Alice and Bob now play a magic show. There are $101 $ different hats lie on the table and they form a circle. Firstly, Bob choose a positive integer $n$(Alice doesn’t know it). Then Bob puts a rabbit under one of the hats and Alice doesn’t know which hat contains the rabbit. Each time, she can choose a hat and see whether the rabbit is under the hat. If not, then Bob will move the rabbit from the current hat to the $n$th hat in a clockwise direction. They will repeat these steps until Alice find the rabbit. Prove that Alice can find the rabbit in $201$ steps.
Problem
Source: 2024 CWMO P6
Tags: combinatorics
Tintarn
07.08.2024 12:35
What is $n$? A fixed constant?
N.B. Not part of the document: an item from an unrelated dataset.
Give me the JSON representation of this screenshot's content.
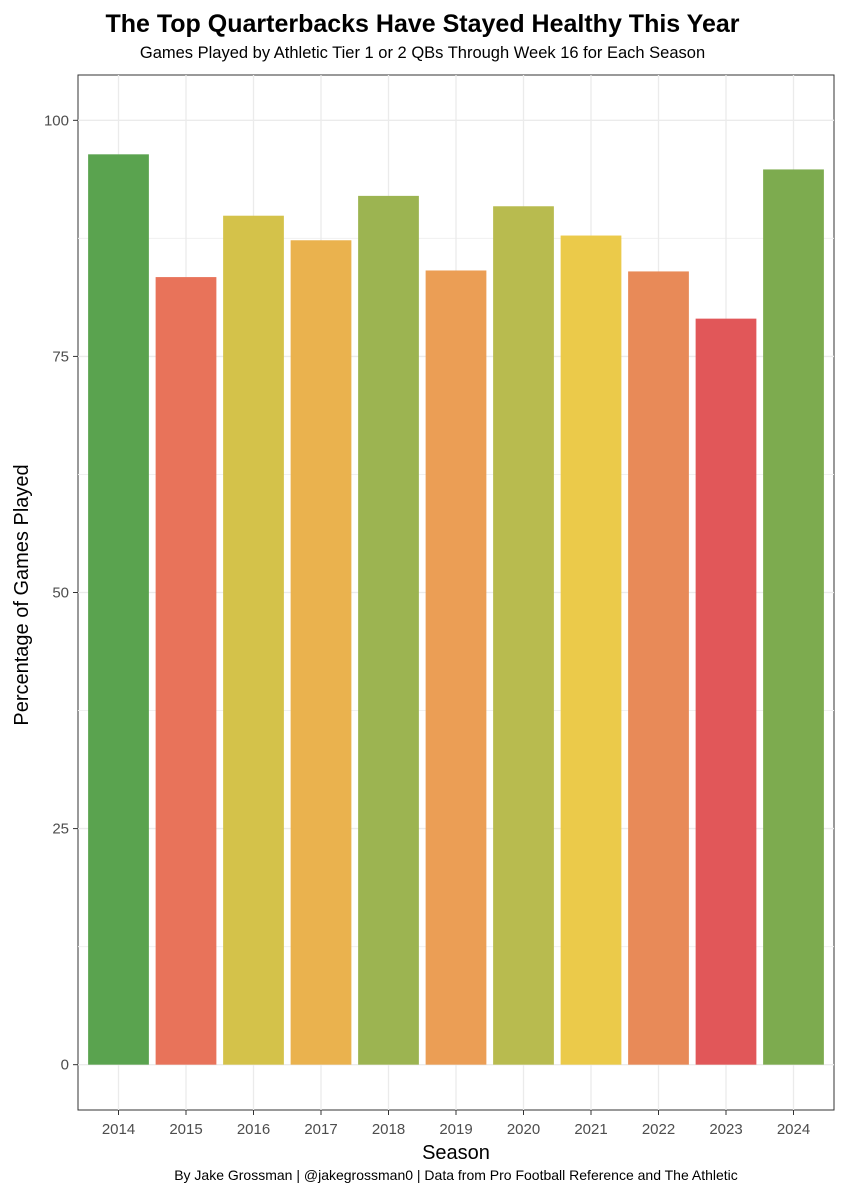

Or the number of the move?
Twoisaprime
07.08.2024 12:45
Tintarn wrote: What is $n$? A fixed constant? Or the number of the move? Already redacted
MaxSze
07.08.2024 13:57
We will provide an explicit construction for this. Label the hats $0,1,2,...,100$ in clockwise order. Then in every move the rabbit moves from hat $k$ to hat $k+n$, where hats are taken mod 101. We first guess hat $0$ 101 times. Suppose the rabbit starts at hat $A$. Then the respective locations of the rabbit for each guess is $A, A+n, A+2n,...,A+100n$. If $n\nmid 101$, then these numbers cover all residues mod $101$, which means that each hat will have been visited by the rabbit on the $101^{th}$ move, so Alice will have guess it by then. Else, we deduce that $101\mid n$. Thus the rabbit will never move, but the rabbit is not on $0$. Therefore, Alice will definitely find the rabbit if she guesses every hat except hat $0$ once. In total, that is $101+(101-1)=201$ times, before she ensures that she can find the rabbit.
syano
07.08.2024 14:17
201 is the best constant FYI, but it's another problem.
Twoisaprime
07.08.2024 15:21
If you want to prove $201$ is the best, one solution is using Nullstallensatz.